The conference was located in the thriving area of North Amsterdam, a short scoot on a playmobile ferry from the back of Centraal Station. The area was once industrial and now in transition plays host to many diverse and thriving social enterprises. The highlight for me was the walking tour of the area. We started off in a huge reuse warehouse called De Lockatie employing people far from the job market (which was a recurring principle of many of the SEs we visited). It was a real Aladdin’s cave and I noticed a healthy selection of windsurfing gear and high end barbeques among its many wares. In keeping with most Dutch social enterprises it was bedecked in the accepted SE uniform of exposed plywood and house plants. Next stop was Colourful Goodies, where they make and sell a vast range of diverse dolls to a thriving global market.

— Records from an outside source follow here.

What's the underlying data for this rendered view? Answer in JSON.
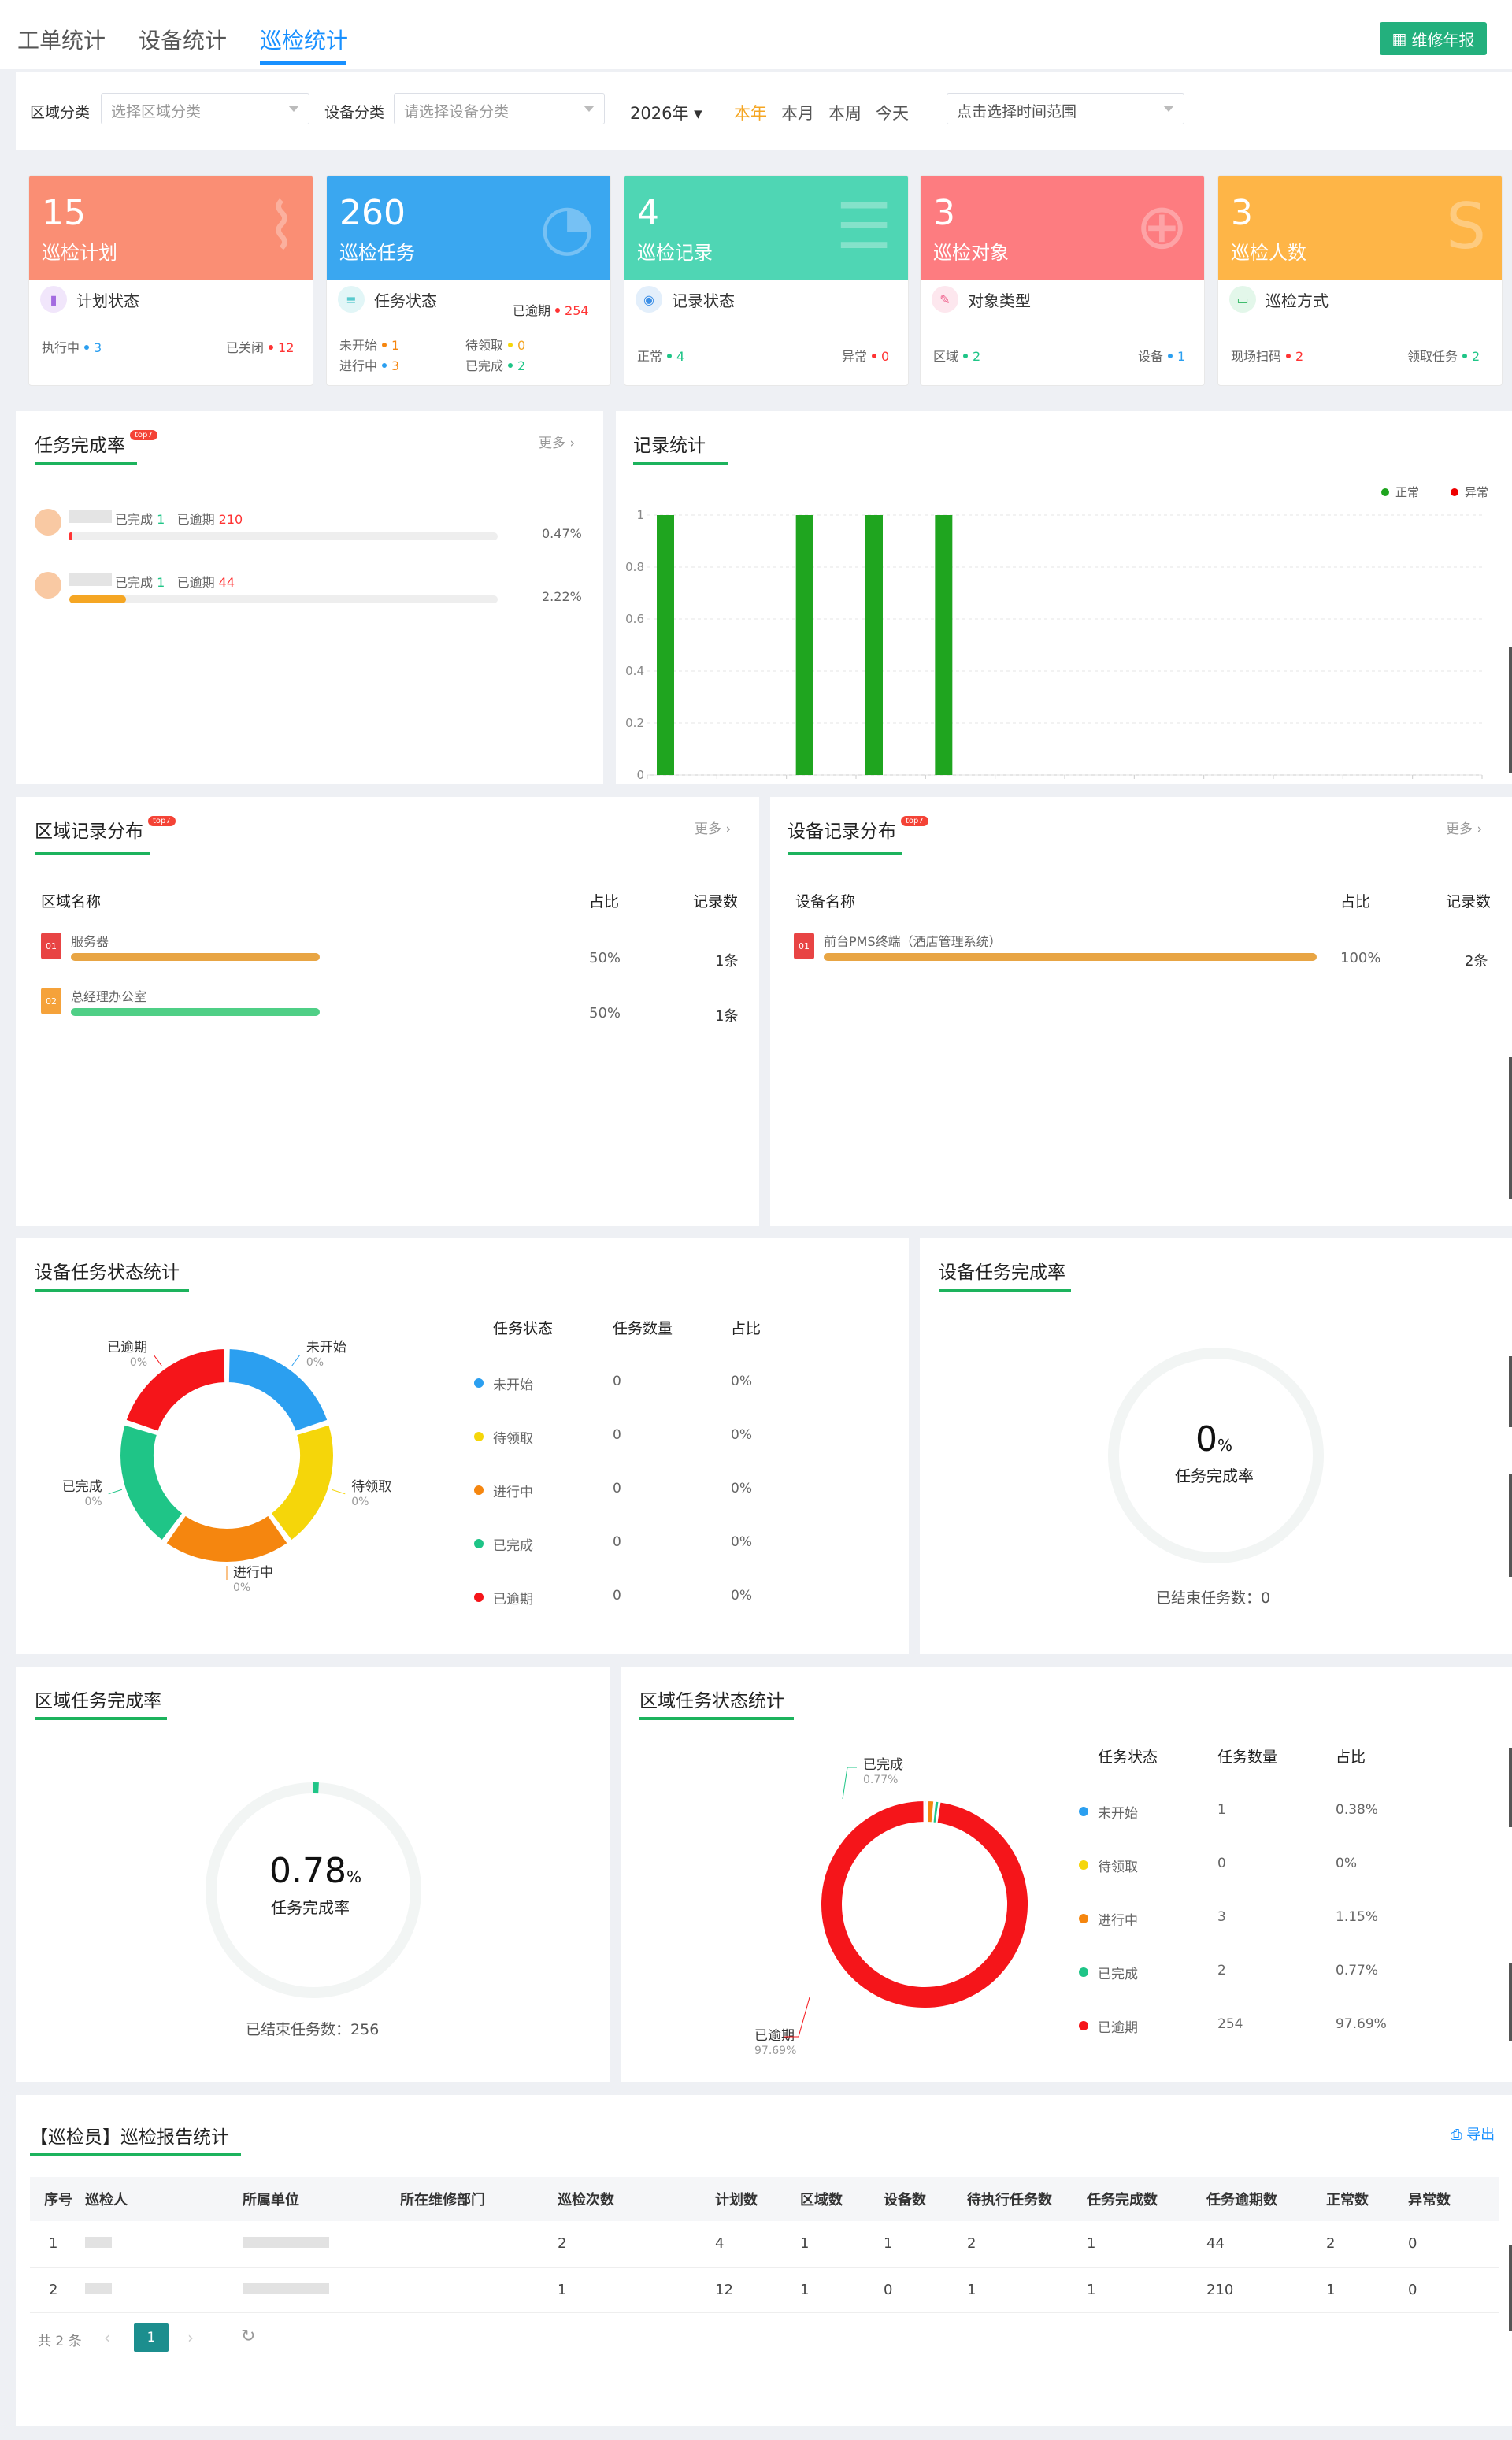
{
  "tabs": [
    "工单统计",
    "设备统计",
    "巡检统计"
  ],
  "report_button": "维修年报",
  "filters": {
    "area_label": "区域分类",
    "area_placeholder": "选择区域分类",
    "device_label": "设备分类",
    "device_placeholder": "请选择设备分类",
    "year": "2026年",
    "quick": [
      "本年",
      "本月",
      "本周",
      "今天"
    ],
    "range_placeholder": "点击选择时间范围"
  },
  "stats": [
    {
      "num": "15",
      "label": "巡检计划",
      "sub": "计划状态",
      "rows": [
        [
          "执行中",
          "3"
        ],
        [
          "已关闭",
          "12"
        ]
      ]
    },
    {
      "num": "260",
      "label": "巡检任务",
      "sub": "任务状态",
      "overdue_label": "已逾期",
      "overdue": "254",
      "rows": [
        [
          "未开始",
          "1"
        ],
        [
          "待领取",
          "0"
        ],
        [
          "进行中",
          "3"
        ],
        [
          "已完成",
          "2"
        ]
      ]
    },
    {
      "num": "4",
      "label": "巡检记录",
      "sub": "记录状态",
      "rows": [
        [
          "正常",
          "4"
        ],
        [
          "异常",
          "0"
        ]
      ]
    },
    {
      "num": "3",
      "label": "巡检对象",
      "sub": "对象类型",
      "rows": [
        [
          "区域",
          "2"
        ],
        [
          "设备",
          "1"
        ]
      ]
    },
    {
      "num": "3",
      "label": "巡检人数",
      "sub": "巡检方式",
      "rows": [
        [
          "现场扫码",
          "2"
        ],
        [
          "领取任务",
          "2"
        ]
      ]
    }
  ],
  "completion": {
    "title": "任务完成率",
    "hot": "top7",
    "more": "更多",
    "items": [
      {
        "done_label": "已完成",
        "done": "1",
        "overdue_label": "已逾期",
        "overdue": "210",
        "pct": "0.47%",
        "fill": 0.0047
      },
      {
        "done_label": "已完成",
        "done": "1",
        "overdue_label": "已逾期",
        "overdue": "44",
        "pct": "2.22%",
        "fill": 0.0222
      }
    ]
  },
  "records": {
    "title": "记录统计",
    "legend": [
      "正常",
      "异常"
    ]
  },
  "chart_data": {
    "type": "bar",
    "series": [
      {
        "name": "正常",
        "values": [
          1,
          0,
          1,
          1,
          1,
          0,
          0,
          0,
          0,
          0,
          0,
          0
        ]
      },
      {
        "name": "异常",
        "values": [
          0,
          0,
          0,
          0,
          0,
          0,
          0,
          0,
          0,
          0,
          0,
          0
        ]
      }
    ],
    "yticks": [
      "0",
      "0.2",
      "0.4",
      "0.6",
      "0.8",
      "1"
    ],
    "ylim": [
      0,
      1
    ]
  },
  "area_records": {
    "title": "区域记录分布",
    "hot": "top7",
    "more": "更多",
    "cols": [
      "区域名称",
      "占比",
      "记录数"
    ],
    "rows": [
      {
        "rank": "01",
        "name": "服务器",
        "pct": "50%",
        "count": "1条",
        "fill": 0.5
      },
      {
        "rank": "02",
        "name": "总经理办公室",
        "pct": "50%",
        "count": "1条",
        "fill": 0.5
      }
    ]
  },
  "device_records": {
    "title": "设备记录分布",
    "hot": "top7",
    "more": "更多",
    "cols": [
      "设备名称",
      "占比",
      "记录数"
    ],
    "rows": [
      {
        "rank": "01",
        "name": "前台PMS终端（酒店管理系统）",
        "pct": "100%",
        "count": "2条",
        "fill": 1
      }
    ]
  },
  "device_task_status": {
    "title": "设备任务状态统计",
    "cols": [
      "任务状态",
      "任务数量",
      "占比"
    ],
    "rows": [
      {
        "name": "未开始",
        "count": "0",
        "pct": "0%",
        "color": "#2b9ff0"
      },
      {
        "name": "待领取",
        "count": "0",
        "pct": "0%",
        "color": "#f5d60a"
      },
      {
        "name": "进行中",
        "count": "0",
        "pct": "0%",
        "color": "#f5860f"
      },
      {
        "name": "已完成",
        "count": "0",
        "pct": "0%",
        "color": "#1fc587"
      },
      {
        "name": "已逾期",
        "count": "0",
        "pct": "0%",
        "color": "#f5151a"
      }
    ],
    "donut_pct": [
      "0%",
      "0%",
      "0%",
      "0%",
      "0%"
    ]
  },
  "device_completion": {
    "title": "设备任务完成率",
    "value": "0",
    "unit": "%",
    "label": "任务完成率",
    "ended_label": "已结束任务数：",
    "ended": "0",
    "fill": 0
  },
  "area_completion": {
    "title": "区域任务完成率",
    "value": "0.78",
    "unit": "%",
    "label": "任务完成率",
    "ended_label": "已结束任务数：",
    "ended": "256",
    "fill": 0.0078
  },
  "area_task_status": {
    "title": "区域任务状态统计",
    "cols": [
      "任务状态",
      "任务数量",
      "占比"
    ],
    "rows": [
      {
        "name": "未开始",
        "count": "1",
        "pct": "0.38%",
        "color": "#2b9ff0"
      },
      {
        "name": "待领取",
        "count": "0",
        "pct": "0%",
        "color": "#f5d60a"
      },
      {
        "name": "进行中",
        "count": "3",
        "pct": "1.15%",
        "color": "#f5860f"
      },
      {
        "name": "已完成",
        "count": "2",
        "pct": "0.77%",
        "color": "#1fc587"
      },
      {
        "name": "已逾期",
        "count": "254",
        "pct": "97.69%",
        "color": "#f5151a"
      }
    ],
    "label_done": "已完成",
    "label_done_pct": "0.77%",
    "label_overdue": "已逾期",
    "label_overdue_pct": "97.69%"
  },
  "report": {
    "title": "【巡检员】巡检报告统计",
    "export": "导出",
    "cols": [
      "序号",
      "巡检人",
      "所属单位",
      "所在维修部门",
      "巡检次数",
      "计划数",
      "区域数",
      "设备数",
      "待执行任务数",
      "任务完成数",
      "任务逾期数",
      "正常数",
      "异常数"
    ],
    "rows": [
      [
        "1",
        "",
        "",
        "",
        "2",
        "4",
        "1",
        "1",
        "2",
        "1",
        "44",
        "2",
        "0"
      ],
      [
        "2",
        "",
        "",
        "",
        "1",
        "12",
        "1",
        "0",
        "1",
        "1",
        "210",
        "1",
        "0"
      ]
    ],
    "total": "共 2 条",
    "page": "1"
  }
}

Then on to Roetz Bikes a bike factory that repairs contract city bikes and also makes its own range of high end cycles with beautiful curved plywood mudguards and cork handle grips. They are also producing a highly desirable eBike-for-life with all parts available online and replaceable in 5-10 minutes. Price £3000 euros.
Social enterprise in Amsterdam knows no limits. We took a canal trip on Rederij Lampedusa a migrant vessel reclaimed abandoned from the shores of Lampedeusa in Italy and repurposed in Amsterdam to provide boat trips with spellbinding tales of refugee back stories and dangerous journeys enlightening the world and providing employment. We ended the day sampling a beer called Liquid Bacon (I know, and yes it did.) in a wonderful social enterprise craft brewery and pub Da Prael.
There was so much inspiration to take from the trip it’s impossible to fit on one page. 60 nationalities were present and Scotland widely acknowledged as the frontrunner in Social Enterprise – which was a real eye opener. Bold Studio made connections with Studio MEO a social enterprise design studio providing recurring magazines and newsletters and employing 50 people far from the job market – we have already discussed collaboration. We spoke to Three Leafs Tea, a fairly traded artisan oolong tea company from Taiwan. And countless more links and connections that will keep us going until the next SEWF.
Massive thanks to Gosling Coffee who tirelessly kept 2000 delegates in freshly brewed coffee at 6 free to use coffee stalls in the auditorium. ALL conferences need to take a leaf out of this book!